The company has been successful in de-risking from price erosion of Citalopram. The increase in the sales of Anti-Retrovirals, Generic active pharmaceutical ingredients (API) and CRAM business segment has more than compensated the drop in Citalopram sales value.
During the quarter, the company has stepped up the R&D expenditure significantly. The company has filed four DMFs with the US FDA, taking the total number of US DMFs to 54 as at the end of September 2005. On innovation front, the total number of patents reached to 45.
"Various strategic steps and consolidation measures initiated by the company in the recent past are taking shape as envisaged. The benefits emanating out of these initiatives are expected to yield good results in the near future," said N Prasad, the executive chairman of Matrix.
For the half-year ended September 2005, Matrix reported a PAT of Rs 55.94 crore on a net sales of Rs 328.70 crore on standalone basis. During this period, the company had spent Rs 34.20 crore on R&D (both capital and revenue expenditure), as compared to Rs 10.20 crore in the corresponding period of last year.

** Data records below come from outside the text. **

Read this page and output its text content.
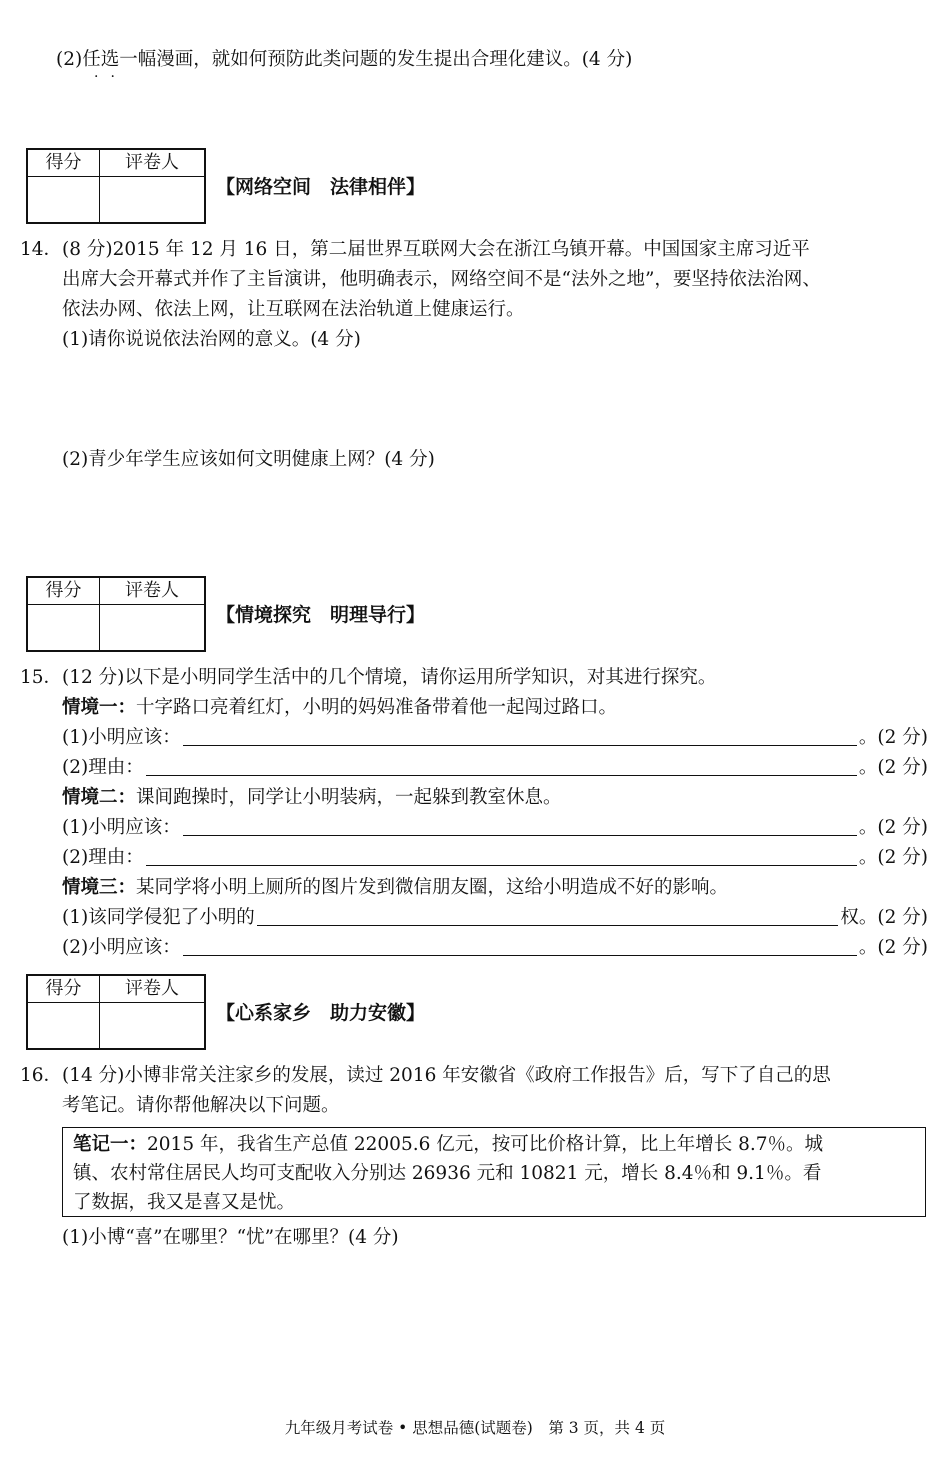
(2)任选一幅漫画，就如何预防此类问题的发生提出合理化建议。(4 分)
··
得分	评卷人
【网络空间　法律相伴】
14．(8 分)2015 年 12 月 16 日，第二届世界互联网大会在浙江乌镇开幕。中国国家主席习近平
出席大会开幕式并作了主旨演讲，他明确表示，网络空间不是“法外之地”，要坚持依法治网、
依法办网、依法上网，让互联网在法治轨道上健康运行。
(1)请你说说依法治网的意义。(4 分)
(2)青少年学生应该如何文明健康上网？(4 分)
得分	评卷人
【情境探究　明理导行】
15．(12 分)以下是小明同学生活中的几个情境，请你运用所学知识，对其进行探究。
情境一：十字路口亮着红灯，小明的妈妈准备带着他一起闯过路口。
(1)小明应该：	。(2 分)
(2)理由：	。(2 分)
情境二：课间跑操时，同学让小明装病，一起躲到教室休息。
(1)小明应该：	。(2 分)
(2)理由：	。(2 分)
情境三：某同学将小明上厕所的图片发到微信朋友圈，这给小明造成不好的影响。
(1)该同学侵犯了小明的	权。(2 分)
(2)小明应该：	。(2 分)
得分	评卷人
【心系家乡　助力安徽】
16．(14 分)小博非常关注家乡的发展，读过 2016 年安徽省《政府工作报告》后，写下了自己的思
考笔记。请你帮他解决以下问题。
笔记一：2015 年，我省生产总值 22005.6 亿元，按可比价格计算，比上年增长 8.7％。城
镇、农村常住居民人均可支配收入分别达 26936 元和 10821 元，增长 8.4％和 9.1％。看
了数据，我又是喜又是忧。
(1)小博“喜”在哪里？“忧”在哪里？(4 分)
九年级月考试卷 • 思想品德(试题卷)　第 3 页，共 4 页
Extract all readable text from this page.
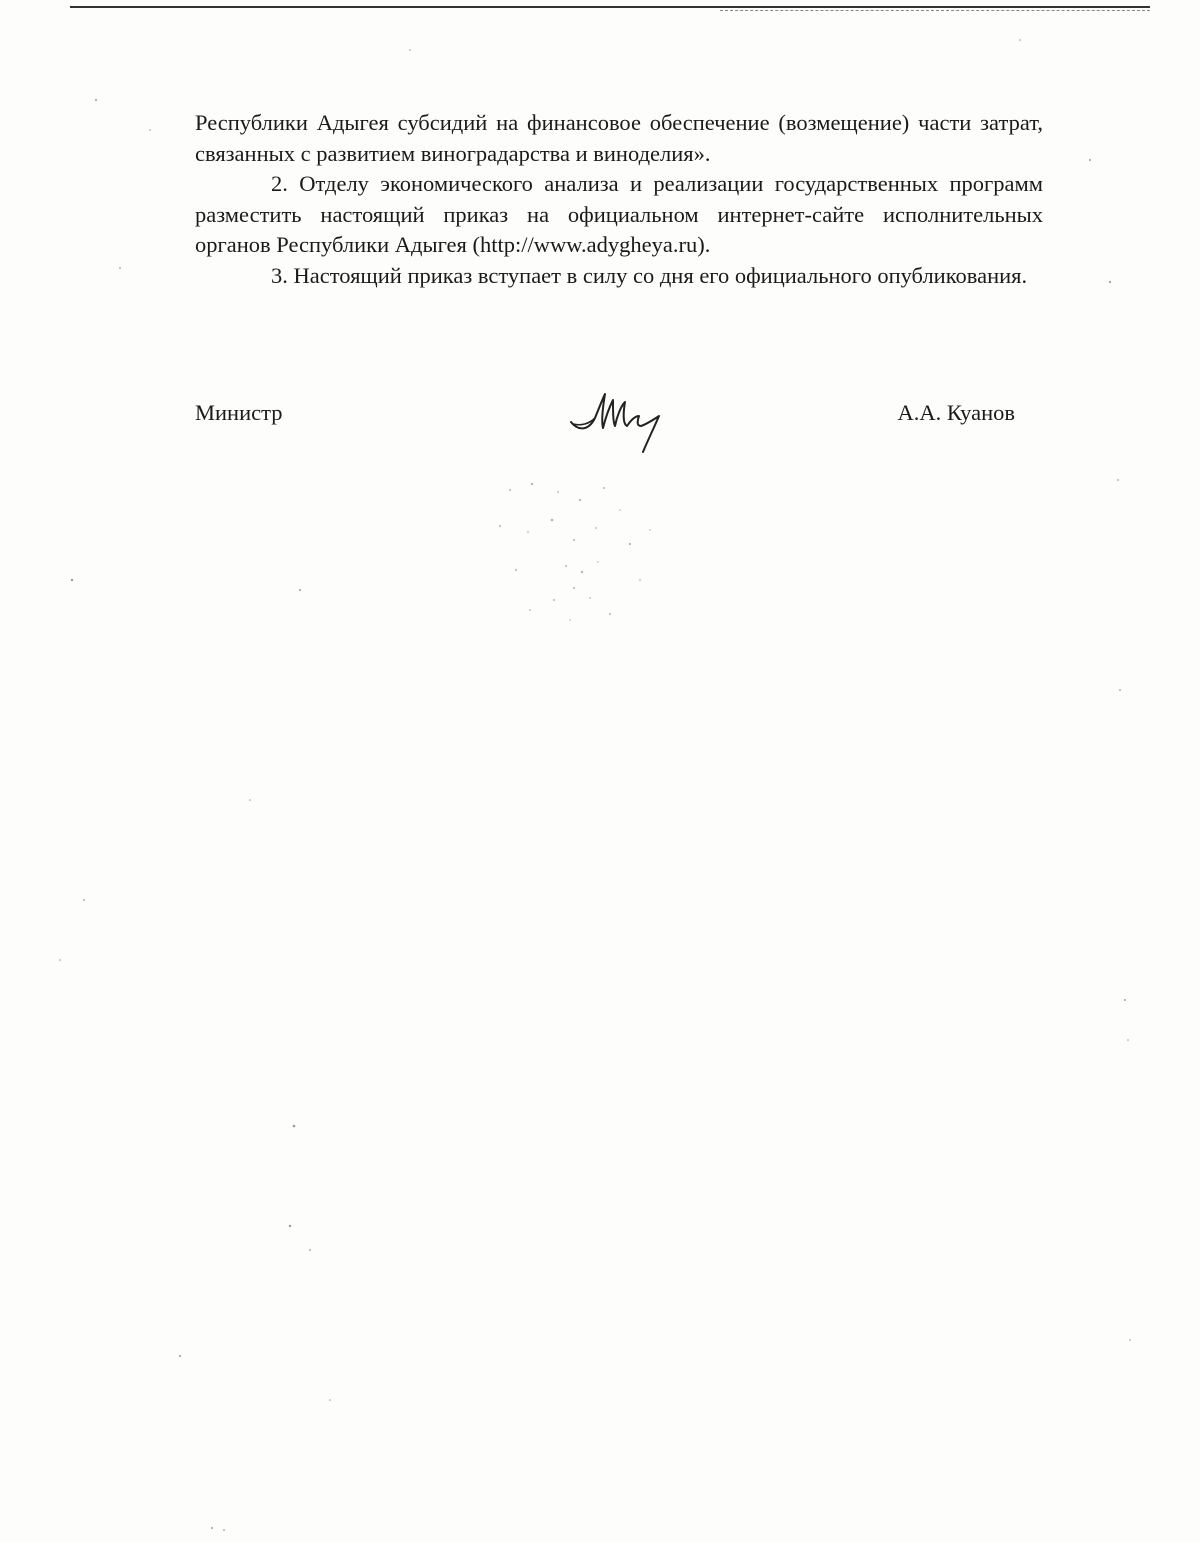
Республики Адыгея субсидий на финансовое обеспечение (возмещение) части затрат, связанных с развитием виноградарства и виноделия».

2. Отделу экономического анализа и реализации государственных программ разместить настоящий приказ на официальном интернет-сайте исполнительных органов Республики Адыгея (http://www.adygheya.ru).

3. Настоящий приказ вступает в силу со дня его официального опубликования.

Министр	А.А. Куанов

Having completed the upgradation of the Finished Dosage Forms (FDFs) manufacturing facility at Nashik during the quarter as per US FDA standards, the company has initiated manufacture of Exhibit batches meant for US market. The company has signed a Letter of Intent (LoI) with a US generic major for development/manufacturing of 18 products. Last year, the company had entered into similar understanding with another US-based generic player.
Similarly, the company as part of its CRAM (Contract Research and Manufacturing) activity has dispatched the first commercial consignment of a key intermediate used in a blockbuster product of a big Pharma company. The company has entered into long-term supply agreement for this intermediate and this would be a significant growth driver in the CRAM segment.
Sales of Docpharma for the quarter (July-Sep 05) was EUR 23.8 million (Rs 1270.6 million), representing a growth of 10 per cent compared to corresponding quarter of last year. Sales from Belgium accounted for 77 per cent of the total revenues. Typically, this quarter always contributes lower revenues to the annual turnover and is the weakest quarter in the European pharmaceutical market.
The pharmaceutical business unit accounted for 59 per cent of total revenues and Hospital business unit accounted for the remaining 41 per cent and both the business units grew at similar levels of 10 per cent over the corresponding quarter of the previous year. During this quarter, Docpharma launched two products namely, Mirtazapine and Cefuroxime tablets in Belgium.